Monroe County


Monroe County

 Monroe County, the largest of the 67 counties in Florida, has its county seat in Key West. Covering a total of 3737 square miles, Monroe County has a population of 73090. 73% of this area is water.

Mainland Monroe, which comprises two-thirds of the entire area, is uninhabitable since it is part of the renowned Park, Everglades National Park. The northern interior of Monroe County also hosts the Big Cypress National Preserve.

The people of Monroe live in the Florida Keys, which are elongated and low-lying islands covering 220 miles in length. On the eastern part of the Keys, there is a unique feature that the continental United States prides itself in; a living coral reef.


Created in 1823, Monroe was named after the fifth president of the United States, James Monroe whose service term was between 1817-1825. Monroe County is found at the far southern part of Florida. 

In 1513, Juan Ponce de Leon, in his search for the fountain of the youth, made his way to Florida keys from St Augustine. The three centuries that followed saw Britain and Spain claim and mark Florida as their territory. 

The year 1823 saw Monroe County being named the sixth county in Florida. Later on, Broward, Dade, Collier, Henry, Lee counties and some parts of Glades, Charlotte, and Palm Beach were established.

Key West was also incorporated and made the county seat five years later.

By 1870, Monroe County had a population of 5657.

In 1890, the Key West had over 200 cigar factories that produced 100 million cigars annually. This made Monroe the richest county of the time.

Although the hurricane that occurred in 1935 destroyed the Keys' rail service, the US rebuilt it in 1938. This saw the evolution of tourism into a major industry it is today.


In 2000 a census was held, and it was confirmed that Monroe had a population of 79, 589 people living in 35, 086 households. 

Monroe has composition of 90.7% white, 4.8% African-American, 0.4% Native american, 0.8% Asian, 0.04% Pacific Islander, 1.6% other races.15.8% Latino or Hispanic descent.This composition clearly depicts Monroe County as a multi-racial county.

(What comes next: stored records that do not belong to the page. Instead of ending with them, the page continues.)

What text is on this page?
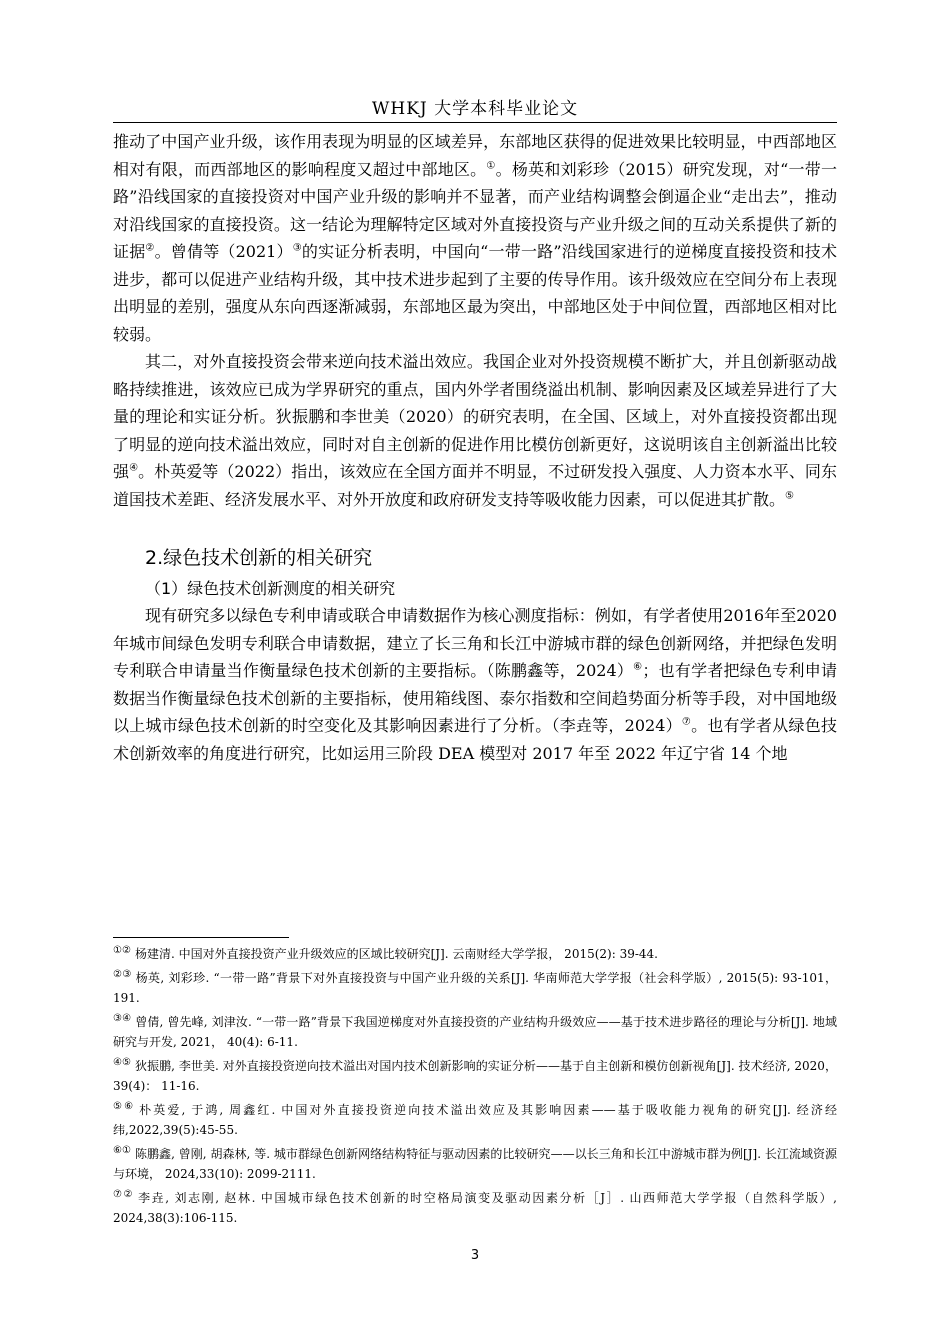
WHKJ 大学本科毕业论文

推动了中国产业升级，该作用表现为明显的区域差异，东部地区获得的促进效果比较明显，中西部地区相对有限，而西部地区的影响程度又超过中部地区。①。杨英和刘彩珍（2015）研究发现，对“一带一路”沿线国家的直接投资对中国产业升级的影响并不显著，而产业结构调整会倒逼企业“走出去”，推动对沿线国家的直接投资。这一结论为理解特定区域对外直接投资与产业升级之间的互动关系提供了新的证据②。曾倩等（2021）③的实证分析表明，中国向“一带一路”沿线国家进行的逆梯度直接投资和技术进步，都可以促进产业结构升级，其中技术进步起到了主要的传导作用。该升级效应在空间分布上表现出明显的差别，强度从东向西逐渐减弱，东部地区最为突出，中部地区处于中间位置，西部地区相对比较弱。

其二，对外直接投资会带来逆向技术溢出效应。我国企业对外投资规模不断扩大，并且创新驱动战略持续推进，该效应已成为学界研究的重点，国内外学者围绕溢出机制、影响因素及区域差异进行了大量的理论和实证分析。狄振鹏和李世美（2020）的研究表明，在全国、区域上，对外直接投资都出现了明显的逆向技术溢出效应，同时对自主创新的促进作用比模仿创新更好，这说明该自主创新溢出比较强④。朴英爱等（2022）指出，该效应在全国方面并不明显，不过研发投入强度、人力资本水平、同东道国技术差距、经济发展水平、对外开放度和政府研发支持等吸收能力因素，可以促进其扩散。⑤

2.绿色技术创新的相关研究
（1）绿色技术创新测度的相关研究

现有研究多以绿色专利申请或联合申请数据作为核心测度指标：例如，有学者使用2016年至2020年城市间绿色发明专利联合申请数据，建立了长三角和长江中游城市群的绿色创新网络，并把绿色发明专利联合申请量当作衡量绿色技术创新的主要指标。（陈鹏鑫等，2024）⑥；也有学者把绿色专利申请数据当作衡量绿色技术创新的主要指标，使用箱线图、泰尔指数和空间趋势面分析等手段，对中国地级以上城市绿色技术创新的时空变化及其影响因素进行了分析。（李垚等，2024）⑦。也有学者从绿色技术创新效率的角度进行研究，比如运用三阶段 DEA 模型对 2017 年至 2022 年辽宁省 14 个地

①② 杨建清. 中国对外直接投资产业升级效应的区域比较研究[J]. 云南财经大学学报， 2015(2): 39-44.

②③ 杨英, 刘彩珍. “一带一路”背景下对外直接投资与中国产业升级的关系[J]. 华南师范大学学报（社会科学版）, 2015(5): 93-101， 191.

③④ 曾倩, 曾先峰, 刘津汝. “一带一路”背景下我国逆梯度对外直接投资的产业结构升级效应——基于技术进步路径的理论与分析[J]. 地域研究与开发, 2021， 40(4): 6-11.

④⑤ 狄振鹏, 李世美. 对外直接投资逆向技术溢出对国内技术创新影响的实证分析——基于自主创新和模仿创新视角[J]. 技术经济, 2020， 39(4)： 11-16.

⑤⑥ 朴英爱, 于鸿, 周鑫红. 中国对外直接投资逆向技术溢出效应及其影响因素——基于吸收能力视角的研究[J]. 经济经纬,2022,39(5):45-55.

⑥① 陈鹏鑫, 曾刚, 胡森林, 等. 城市群绿色创新网络结构特征与驱动因素的比较研究——以长三角和长江中游城市群为例[J]. 长江流域资源与环境， 2024,33(10): 2099-2111.

⑦② 李垚, 刘志刚, 赵林. 中国城市绿色技术创新的时空格局演变及驱动因素分析［J］. 山西师范大学学报（自然科学版）, 2024,38(3):106-115.

3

17.1% of the population composed of people below the age of 18. The young people, from 25-44 years old contribute the most towards Monroe's population. By 2000, 10.2% of these people were living below the poverty line.

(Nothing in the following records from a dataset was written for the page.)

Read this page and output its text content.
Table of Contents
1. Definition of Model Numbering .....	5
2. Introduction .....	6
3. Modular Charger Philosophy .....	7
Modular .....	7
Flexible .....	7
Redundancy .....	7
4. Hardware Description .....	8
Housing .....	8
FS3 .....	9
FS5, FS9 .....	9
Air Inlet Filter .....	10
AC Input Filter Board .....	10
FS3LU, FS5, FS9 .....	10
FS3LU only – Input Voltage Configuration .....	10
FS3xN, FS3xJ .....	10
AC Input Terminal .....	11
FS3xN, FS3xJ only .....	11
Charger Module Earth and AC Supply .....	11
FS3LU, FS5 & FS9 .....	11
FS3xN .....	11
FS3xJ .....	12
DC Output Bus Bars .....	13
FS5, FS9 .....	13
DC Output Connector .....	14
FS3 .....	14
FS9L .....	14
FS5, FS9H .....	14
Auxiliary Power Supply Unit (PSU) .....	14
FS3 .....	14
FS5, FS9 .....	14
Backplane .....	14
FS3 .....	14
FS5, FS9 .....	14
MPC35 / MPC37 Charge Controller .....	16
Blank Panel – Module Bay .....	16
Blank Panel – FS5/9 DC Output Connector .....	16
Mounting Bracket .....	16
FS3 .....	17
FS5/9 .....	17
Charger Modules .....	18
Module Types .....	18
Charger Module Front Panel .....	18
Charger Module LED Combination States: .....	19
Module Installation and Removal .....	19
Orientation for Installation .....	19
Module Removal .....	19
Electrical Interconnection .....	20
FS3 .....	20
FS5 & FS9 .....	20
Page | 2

Monroe County is home boasts of many attractions like the ancient town of key west, the Big Cypress National Preserve portion and a part of the Everglades National Park.

With so many activities and various places to have fun, Monroe offers all categories of people some exciting experience. It is a county in which one in search of fun can not run out of options. Even the book lovers have the Monroe public county library to browse books.

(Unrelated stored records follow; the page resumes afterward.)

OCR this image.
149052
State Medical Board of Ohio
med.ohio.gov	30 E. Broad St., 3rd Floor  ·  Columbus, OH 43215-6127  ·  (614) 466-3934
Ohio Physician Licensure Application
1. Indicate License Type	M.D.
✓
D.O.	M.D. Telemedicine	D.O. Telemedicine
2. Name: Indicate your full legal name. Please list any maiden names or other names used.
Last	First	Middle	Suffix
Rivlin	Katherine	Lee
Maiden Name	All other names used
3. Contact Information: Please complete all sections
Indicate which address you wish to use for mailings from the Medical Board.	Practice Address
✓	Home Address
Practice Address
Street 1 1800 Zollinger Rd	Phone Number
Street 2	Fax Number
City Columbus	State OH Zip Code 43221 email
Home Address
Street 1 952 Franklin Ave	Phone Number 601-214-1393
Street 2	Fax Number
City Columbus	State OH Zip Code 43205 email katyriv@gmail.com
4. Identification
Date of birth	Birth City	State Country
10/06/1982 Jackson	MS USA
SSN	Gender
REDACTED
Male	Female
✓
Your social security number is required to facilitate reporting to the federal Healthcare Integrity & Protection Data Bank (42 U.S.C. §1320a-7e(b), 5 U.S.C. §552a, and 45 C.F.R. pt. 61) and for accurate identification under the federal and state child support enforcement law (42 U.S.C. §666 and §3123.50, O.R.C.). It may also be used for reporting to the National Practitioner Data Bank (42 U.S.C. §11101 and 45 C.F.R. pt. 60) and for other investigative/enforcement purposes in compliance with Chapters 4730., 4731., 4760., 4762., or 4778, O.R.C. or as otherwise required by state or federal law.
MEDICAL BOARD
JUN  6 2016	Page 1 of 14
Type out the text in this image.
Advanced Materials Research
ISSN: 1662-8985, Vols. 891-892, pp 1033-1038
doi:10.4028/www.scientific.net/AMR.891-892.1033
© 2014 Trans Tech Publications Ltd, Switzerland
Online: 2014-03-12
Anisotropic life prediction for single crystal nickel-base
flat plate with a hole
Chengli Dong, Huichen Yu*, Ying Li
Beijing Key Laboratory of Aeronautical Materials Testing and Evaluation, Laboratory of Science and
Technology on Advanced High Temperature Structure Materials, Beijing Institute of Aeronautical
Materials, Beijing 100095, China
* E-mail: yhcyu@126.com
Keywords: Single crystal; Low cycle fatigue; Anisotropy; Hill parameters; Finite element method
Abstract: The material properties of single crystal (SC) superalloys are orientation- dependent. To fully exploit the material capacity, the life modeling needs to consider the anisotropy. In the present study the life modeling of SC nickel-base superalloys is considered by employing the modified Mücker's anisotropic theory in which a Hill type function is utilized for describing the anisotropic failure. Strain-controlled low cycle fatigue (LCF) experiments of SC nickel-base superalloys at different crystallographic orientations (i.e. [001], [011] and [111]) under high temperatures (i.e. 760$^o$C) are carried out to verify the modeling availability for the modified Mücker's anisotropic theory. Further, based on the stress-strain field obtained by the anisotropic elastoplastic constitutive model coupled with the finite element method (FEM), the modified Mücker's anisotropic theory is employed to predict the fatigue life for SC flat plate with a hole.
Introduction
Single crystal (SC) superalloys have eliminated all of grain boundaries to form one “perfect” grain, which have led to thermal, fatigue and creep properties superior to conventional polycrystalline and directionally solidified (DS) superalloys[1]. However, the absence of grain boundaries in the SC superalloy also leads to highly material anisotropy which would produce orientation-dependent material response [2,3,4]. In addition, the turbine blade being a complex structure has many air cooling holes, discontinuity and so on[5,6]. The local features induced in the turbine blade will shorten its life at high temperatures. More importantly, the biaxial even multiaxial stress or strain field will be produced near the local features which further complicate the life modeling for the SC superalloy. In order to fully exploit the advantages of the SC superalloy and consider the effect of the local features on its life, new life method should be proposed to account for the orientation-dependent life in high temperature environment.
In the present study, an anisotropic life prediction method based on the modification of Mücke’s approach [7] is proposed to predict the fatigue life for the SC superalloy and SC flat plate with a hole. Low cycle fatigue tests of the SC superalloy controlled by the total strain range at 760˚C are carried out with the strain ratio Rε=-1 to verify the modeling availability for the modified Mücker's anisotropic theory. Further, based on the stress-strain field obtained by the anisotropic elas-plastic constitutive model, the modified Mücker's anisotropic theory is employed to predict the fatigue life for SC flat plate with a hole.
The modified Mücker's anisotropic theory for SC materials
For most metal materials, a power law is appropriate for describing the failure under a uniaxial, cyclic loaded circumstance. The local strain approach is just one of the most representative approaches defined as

Monroe has many hotels that offer accommodation to visitors. These hotels are organized by town, village, island or city name.

The county has a variety of transport options which include the Florida Keys Marathon general aviation airport, key west international airport, and other public and private airports, heliports and airstrips.

Amongst the notable cities encompassed by Monroe include Islamorada, Key West, Key Largo, Marathon, Big Pine Key, Summerland Key, Tavernier.